Sea plankton are taking over waters in the Arabian Sea, creating a "dead zone" that is threatening the region's fisheries, according to new research.
For the last decade, Noctiluca scintillans, a unique type of plankton that is suited to low-oxygen waters, have colored the Arabian Sea an emerald green each winter, from the shores of Oman on the west, to India and Pakistan on the east. These thick blooms create an oxygen-starved dead zone the size of Texas that is potentially dangerous to predator fish in the area, which sustain 120 million people living on the sea's coast.
"These blooms are massive, appear year after year, and could be devastating to the Arabian Sea ecosystem over the long-term," study lead author Helga do Rosario Gomes, a biogeochemist at Lamont-Doherty, said in a statement.
Until recently, photosynthetic diatoms, a type of algae, supported the Arabian Sea food chain. But vast blooms of Noctiluca, which first appeared in the early 2000s, brought with it a drop in the number of diatoms, effectively reducing the amount of oxygen in local waters and causing a major shift in the Arabian ecological food chain. Based on experiments, the researchers found that Noctiluca's carbon-fixation rates rose by up to 300 percent while the diatoms' fell by nearly as much when the two inhabited the same waters.

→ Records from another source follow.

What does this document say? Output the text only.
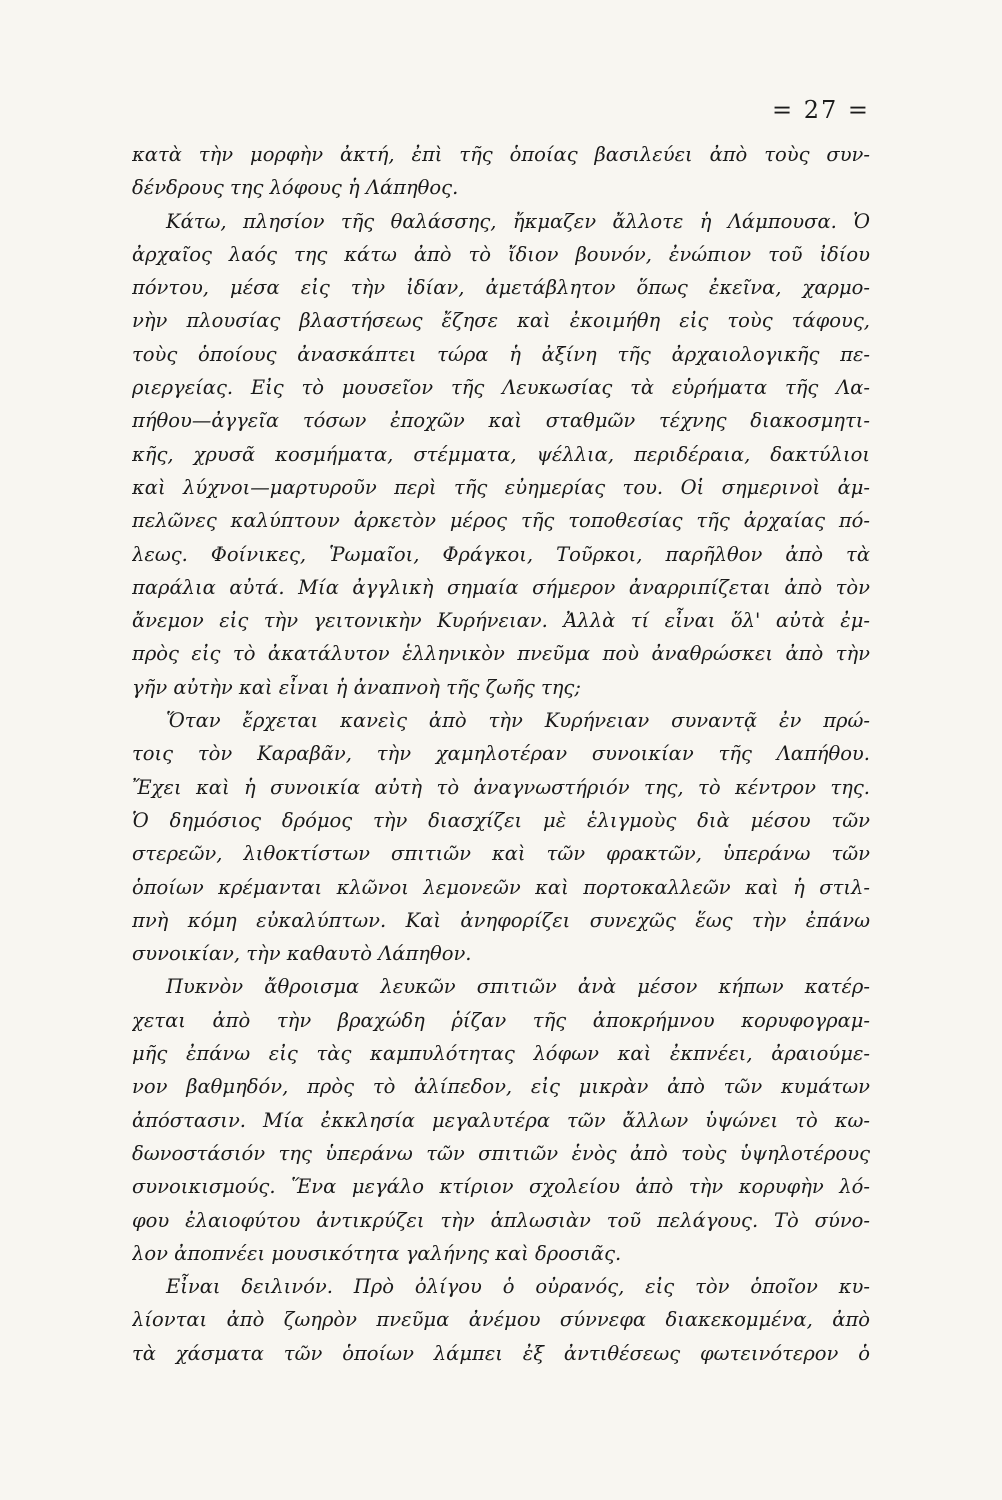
= 27 =
κατὰ τὴν μορφὴν ἀκτή, ἐπὶ τῆς ὁποίας βασιλεύει ἀπὸ τοὺς συν-
δένδρους της λόφους ἡ Λάπηθος.
Κάτω, πλησίον τῆς θαλάσσης, ἤκμαζεν ἄλλοτε ἡ Λάμπουσα. Ὁ
ἀρχαῖος λαός της κάτω ἀπὸ τὸ ἴδιον βουνόν, ἐνώπιον τοῦ ἰδίου
πόντου, μέσα εἰς τὴν ἰδίαν, ἀμετάβλητον ὅπως ἐκεῖνα, χαρμο-
νὴν πλουσίας βλαστήσεως ἔζησε καὶ ἐκοιμήθη εἰς τοὺς τάφους,
τοὺς ὁποίους ἀνασκάπτει τώρα ἡ ἀξίνη τῆς ἀρχαιολογικῆς πε-
ριεργείας. Εἰς τὸ μουσεῖον τῆς Λευκωσίας τὰ εὑρήματα τῆς Λα-
πήθου—ἀγγεῖα τόσων ἐποχῶν καὶ σταθμῶν τέχνης διακοσμητι-
κῆς, χρυσᾶ κοσμήματα, στέμματα, ψέλλια, περιδέραια, δακτύλιοι
καὶ λύχνοι—μαρτυροῦν περὶ τῆς εὐημερίας του. Οἱ σημερινοὶ ἀμ-
πελῶνες καλύπτουν ἀρκετὸν μέρος τῆς τοποθεσίας τῆς ἀρχαίας πό-
λεως. Φοίνικες, Ῥωμαῖοι, Φράγκοι, Τοῦρκοι, παρῆλθον ἀπὸ τὰ
παράλια αὐτά. Μία ἀγγλικὴ σημαία σήμερον ἀναρριπίζεται ἀπὸ τὸν
ἄνεμον εἰς τὴν γειτονικὴν Κυρήνειαν. Ἀλλὰ τί εἶναι ὅλ' αὐτὰ ἐμ-
πρὸς εἰς τὸ ἀκατάλυτον ἑλληνικὸν πνεῦμα ποὺ ἀναθρώσκει ἀπὸ τὴν
γῆν αὐτὴν καὶ εἶναι ἡ ἀναπνοὴ τῆς ζωῆς της;
Ὅταν ἔρχεται κανεὶς ἀπὸ τὴν Κυρήνειαν συναντᾷ ἐν πρώ-
τοις τὸν Καραβᾶν, τὴν χαμηλοτέραν συνοικίαν τῆς Λαπήθου.
Ἔχει καὶ ἡ συνοικία αὐτὴ τὸ ἀναγνωστήριόν της, τὸ κέντρον της.
Ὁ δημόσιος δρόμος τὴν διασχίζει μὲ ἑλιγμοὺς διὰ μέσου τῶν
στερεῶν, λιθοκτίστων σπιτιῶν καὶ τῶν φρακτῶν, ὑπεράνω τῶν
ὁποίων κρέμανται κλῶνοι λεμονεῶν καὶ πορτοκαλλεῶν καὶ ἡ στιλ-
πνὴ κόμη εὐκαλύπτων. Καὶ ἀνηφορίζει συνεχῶς ἕως τὴν ἐπάνω
συνοικίαν, τὴν καθαυτὸ Λάπηθον.
Πυκνὸν ἄθροισμα λευκῶν σπιτιῶν ἀνὰ μέσον κήπων κατέρ-
χεται ἀπὸ τὴν βραχώδη ῥίζαν τῆς ἀποκρήμνου κορυφογραμ-
μῆς ἐπάνω εἰς τὰς καμπυλότητας λόφων καὶ ἐκπνέει, ἀραιούμε-
νον βαθμηδόν, πρὸς τὸ ἀλίπεδον, εἰς μικρὰν ἀπὸ τῶν κυμάτων
ἀπόστασιν. Μία ἐκκλησία μεγαλυτέρα τῶν ἄλλων ὑψώνει τὸ κω-
δωνοστάσιόν της ὑπεράνω τῶν σπιτιῶν ἑνὸς ἀπὸ τοὺς ὑψηλοτέρους
συνοικισμούς. Ἕνα μεγάλο κτίριον σχολείου ἀπὸ τὴν κορυφὴν λό-
φου ἐλαιοφύτου ἀντικρύζει τὴν ἁπλωσιὰν τοῦ πελάγους. Τὸ σύνο-
λον ἀποπνέει μουσικότητα γαλήνης καὶ δροσιᾶς.
Εἶναι δειλινόν. Πρὸ ὀλίγου ὁ οὐρανός, εἰς τὸν ὁποῖον κυ-
λίονται ἀπὸ ζωηρὸν πνεῦμα ἀνέμου σύννεφα διακεκομμένα, ἀπὸ
τὰ χάσματα τῶν ὁποίων λάμπει ἐξ ἀντιθέσεως φωτεινότερον ὁ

And these formed dead zones are not just isolated to the Arabian Sea. From the Gulf of Mexico to Chesapeake Bay, dead zones and declining fisheries are on the rise globally, doubling in size each decade, and now covering more than 95,000 square miles.
Researchers suspect that a tide of nutrient-rich sewage flowing from booming cities on the Arabian Sea is expanding the dead zone and feeding Noctiluca's growth.
"All of these cities are growing so rapidly they don't have the capacity to treat their sewage," said study co-author Joaquim Goes. "The amount of material being discharged is humongous."
The findings were published in the journal Nature Communications.